THE NUTTER administration is clearly proud of the high-minded decision it has made to refuse money for an anti-obesity program that would be run through the city's health centers because the money would come from the American Beverage Association, which represents companies that make sugary soda. So proud, in fact, that the mayor himself took to tweeting this battle cry yesterday: "Taking money from Big Soda to fight obesity is like taking money from the NRA to fight guns. You can't buy this City Hall."

Does that mean the mayor will return the $30,000-plus in campaign contributions from soda mogul Harold Honickman?

Nutter's office says that's different: Donations to an individual candidate are different from funding a government program. To us, that seems to be a convenient argument that doesn't hold water - or soda.

It's similar to the argument the administration makes for why the anti-beverage stand, reported in yesterday's Inquirer, doesn't conflict with the idea of anonymous donations that the city helped orchestrate to buy out Arlene Ackerman's contract.

We do think that principles are a good thing, especially when it comes to donations. We don't even think that the city should be faulted for turning down the program, especially given that it has stimulus money already funding its own program.

We just wish it reflected a larger, consistent policy on such donations. Especially since, in this global multinational world, these ethical dilemmas can be complicated. For example, sugar is only part of what the Beverage Association represents; bottlers of healthier beverages like water, fruit juice, ice tea, and less-healthy but nonfattening diet soda are also members. And the beverage industry represents a small portion of the sugar that wreaks havoc on young (and old) bodies. Likening this association to the NRA, whose only purpose is to promote the use of guns, seems like unfair demonization.

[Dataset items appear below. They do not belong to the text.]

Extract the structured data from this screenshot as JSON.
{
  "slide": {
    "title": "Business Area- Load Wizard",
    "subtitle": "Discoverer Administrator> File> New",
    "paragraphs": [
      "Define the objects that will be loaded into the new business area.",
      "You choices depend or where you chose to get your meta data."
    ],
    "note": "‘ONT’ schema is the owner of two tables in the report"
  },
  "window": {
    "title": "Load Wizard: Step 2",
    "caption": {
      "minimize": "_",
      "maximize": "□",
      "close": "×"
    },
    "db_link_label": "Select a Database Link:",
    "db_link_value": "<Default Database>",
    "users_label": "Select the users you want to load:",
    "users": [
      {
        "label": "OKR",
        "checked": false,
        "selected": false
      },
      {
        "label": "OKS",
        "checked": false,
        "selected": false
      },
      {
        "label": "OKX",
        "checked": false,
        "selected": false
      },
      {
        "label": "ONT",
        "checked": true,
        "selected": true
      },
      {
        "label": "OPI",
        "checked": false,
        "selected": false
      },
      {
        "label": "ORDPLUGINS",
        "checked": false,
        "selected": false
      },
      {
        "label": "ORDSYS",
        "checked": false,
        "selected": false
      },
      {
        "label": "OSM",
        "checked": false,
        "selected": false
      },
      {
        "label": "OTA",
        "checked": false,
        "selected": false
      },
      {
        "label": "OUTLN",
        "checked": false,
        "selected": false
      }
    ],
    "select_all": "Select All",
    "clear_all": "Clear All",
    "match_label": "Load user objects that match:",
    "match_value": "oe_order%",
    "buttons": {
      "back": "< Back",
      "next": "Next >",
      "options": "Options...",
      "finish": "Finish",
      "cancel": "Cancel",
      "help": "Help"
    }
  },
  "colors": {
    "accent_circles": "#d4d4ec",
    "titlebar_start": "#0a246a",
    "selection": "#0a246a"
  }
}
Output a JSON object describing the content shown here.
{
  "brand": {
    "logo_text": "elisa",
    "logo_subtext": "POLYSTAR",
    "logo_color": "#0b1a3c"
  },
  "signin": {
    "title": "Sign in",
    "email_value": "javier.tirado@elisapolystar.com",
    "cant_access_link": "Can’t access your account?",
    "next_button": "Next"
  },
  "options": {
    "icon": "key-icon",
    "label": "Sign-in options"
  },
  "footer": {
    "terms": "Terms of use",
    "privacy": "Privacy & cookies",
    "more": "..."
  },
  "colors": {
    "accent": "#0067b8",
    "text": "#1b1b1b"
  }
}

(Besides, if the NRA funded programs to cut down on gun ownership, we'd vote thumbs-up for taking that money. )

Children's Hospital of Pennsylvania, which offered the program to the city, is a living example of this difficulty; no one doubts its commitment to kids' health, despite the on-site presence of a McDonald's.

Such difficulties argue for a clear policy, which the city doesn't have. If it did, for example, we wouldn't wonder why banks, which are part of the financial industry that sent a hand grenade through the economy, shouldn't be considered pariahs instead of strong community partners.

The point: Corporate donations to government entities can be a very slippery slope.

But refusing such contributions without a better-argued and coherent policy creates a slippery slope of another kind.